Born in New York on Nov. 5, 1879.  Early in life Selma married Louis F. Lee and made her home in NYC and Scarsdale for most of her life.  After studying with Charles Mielatz, Robert Henri, and Charles Curran, she traveled and worked in several places around the country including San Marino, CA in 1931-32.  She died in Tampa, FL in August 1968.  Member:  Chicago and Brooklyn Societies of Etchers. 

As a painter, etcher, and teacher, Lee was a member of several arts societies, including the Brooklyn Society of Etchers, Chicago Society of Etchers, and the Broadmoor Art Association. Ms. Lee studied under Mielatz, Robert Henri, and Charles Curran. Many of her prints are found among a national list of print exhibitions from 1880-1940. Selma Lee is listed in many notable books, including The Artists Bluebook, Who Was Who in American Art, Artists in California 1786-1940, Mantle Fielding’s Dictionary, and Mallet’s Index of Artists.

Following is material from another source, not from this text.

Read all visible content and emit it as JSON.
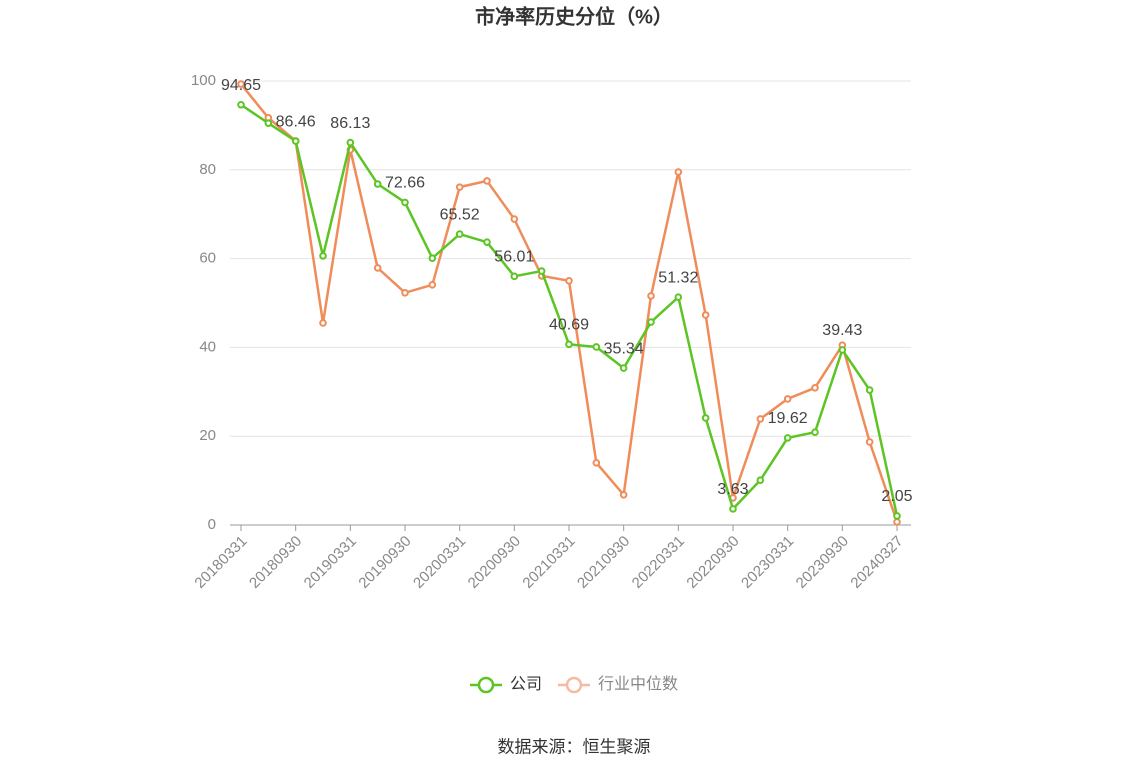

Little is known of Selma Lee’s life or artistic training. Sources place her in San Marino, California in 1932 and in Scarsdale, New York in 1934. She exhibited in Painters and Sculptors in Los Angeles in 1931, at the Pennsylvania Academy of Fine Arts in 1932 and was represented by a work entitled "Magnolias" at New York City’s National Academy of Design in 1933.

The most popular art styles of the 1930s were figurative, and the most popular themes revolved around the activities of ordinary Americans. Some artists painted social problems typical of their region. Others commented on American life in general. Lee would seem to have been inspired in this portrayal of a black sharecropper and his family by the contemporaneous works of Thomas Hart Benton.

The nature of this category of art is indicated by its subject matter: Americans rather than Europeans; backwoods cabins rather than Parisian walk-ups; and flat expanses of Midwest or Southern farmland rather than the hills of Florence or Provence.

Lee’s lyrical painting, with its patterned landscape, furrowed field, serpentine cabbage patch and stitch-like tomato plants, shares similarities with Benton’s rural scenes. Her farmer is larger than life and seems to have extra muscles and joints. Spaces are broken and oddly juxtaposed. The expressive distortions of facial geometry and the theatrically exaggerated feet are also characteristic of Benton.